Pour sa rentrée 2017, le Club de la presse Vendée est venu visiter en exclusivité, le 21 septembre dernier, le chantier du Musée national Clemenceau. Journaliste, auteur de plus de 4800 articles, Georges Clemenceau fut également directeur de nombreux journaux. Aussi, cette rencontre avec les journalistes était-elle chargée de sens.

 

La presse, fil rouge du futur musée Clemenceau

 

Les journalistes membres du Club de la Presse Vendée et Fabrice Hodecent, son Président, se sont réjouis de cette visite en avant-première du Musée. Pour Fabrice Hodecent : « Parmi les thématiques qui seront développées dans cet espace muséographique interactif de 600 m2, celui dévolu à Clemenceau homme de presse, d’où notre présence en ces lieux, ayant répondu avec enthousiasme à l’invitation qui nous avait été lancée ! ».

 

En effet, le Musée accordera une place majeure à l’homme de presse qu’était Georges Clemenceau. Celui-ci fut journaliste et directeur de journaux toute sa vie, dès 1861 où sa collaboration au journal anti-bonapartiste Le Travail  lui valut deux mois de prison. Il comprit très vite l’importance de la presse dans la diffusion des idées politiques. Même si les journaux politiques n’atteignirent jamais les énormes tirages de la presse grand public, ils relayaient largement les débats du Parlement et des partis.

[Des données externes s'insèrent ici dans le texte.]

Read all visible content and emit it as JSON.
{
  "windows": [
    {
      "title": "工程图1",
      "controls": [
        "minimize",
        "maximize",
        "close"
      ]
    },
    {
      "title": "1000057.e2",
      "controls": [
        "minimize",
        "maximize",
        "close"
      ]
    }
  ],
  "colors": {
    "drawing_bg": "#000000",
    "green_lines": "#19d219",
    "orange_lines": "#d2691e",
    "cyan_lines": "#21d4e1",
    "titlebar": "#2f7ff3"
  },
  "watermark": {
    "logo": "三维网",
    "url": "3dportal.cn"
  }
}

Auteur de milliers d’articles, dont presque 700 pendant l’affaire Dreyfus, Clemenceau fonda en 1880 La Justice, qui parut jusqu’en 1897. Grand œuvre de sa vie, La Justice le ruina complètement. Parallèlement, il collabora à de nombreuses publications, telles Le Temps, La Dépêche du Midi ou L’Aurore où il publia en 1898 le célèbre article de Zola J’accuse prenant la défense de Dreyfus. En 1901-1902, il créa Le Bloc, dont il était l’unique rédacteur. Enfin, en 1913, il fonda L’Homme Libre. Censuré dès septembre 1914, le journal reparut immédiatement sous le nom de L’Homme enchaîné, maintes fois censuré pour ses attaques sur l’impéritie du gouvernement et des armées dans la conduite de la guerre. 

Photo: Étienne Sengegera Écho de l’Ouest, Katia Massol Communication Musée, François Guinaudeau Titan Architectes, Fabrice Hodecent Le Sans-Culotte 85, Jean-François Bourasseau Secrétaire général Musée Clemenceau-de Lattre, Delphine Blanchard et Yvelise Richard Magazine Racines, Philippe Brossard Reporter Sablais. Non présent sur la photo Samuel Grasset TV Vendée.

Gravure par Henri Evenpoël, 1898 Crédits photos Fondation-Musée Clemenceau
Crédits photos BNF

Au-delà de Georges Clemenceau, ce fil rouge de la presse permet de présenter l’âge d’or et l’évolution de ce média. Entre 1870 et 1914, la presse devient « le quatrième pouvoir ». Le dessin de presse et les caricatures y occupent une place de tout premier plan, avant que la photographie n’apparaisse dans les journaux vers 1885. Après 1900, la photographie se développant, le dessin de presse «à l’ancienne» reste florissant, mais un nouveau ton, très graphique et très violent, apparaît. Un siècle après, en 2014, le succès de l’exposition sur les caricatures de Clemenceau à Mouilleron-en-Pareds, ainsi que de son catalogue « Clemenceau croqué », a confirmé à l’équipe du Musée que la presse illustrée représente un media d’accès facile et ludique, permettant d’aborder des questions fondamentales liées à la représentation et l’opinion. Ainsi, la presse – dans toute sa diversité – investira le futur Musée qui ouvrira ses portes au printemps 2018.

Pour conclure, nous tenions à remercier chaleureusement le Club de la Presse Vendée, son Président et ses membres, pour ce moment d’échange et de partage autour du journalisme.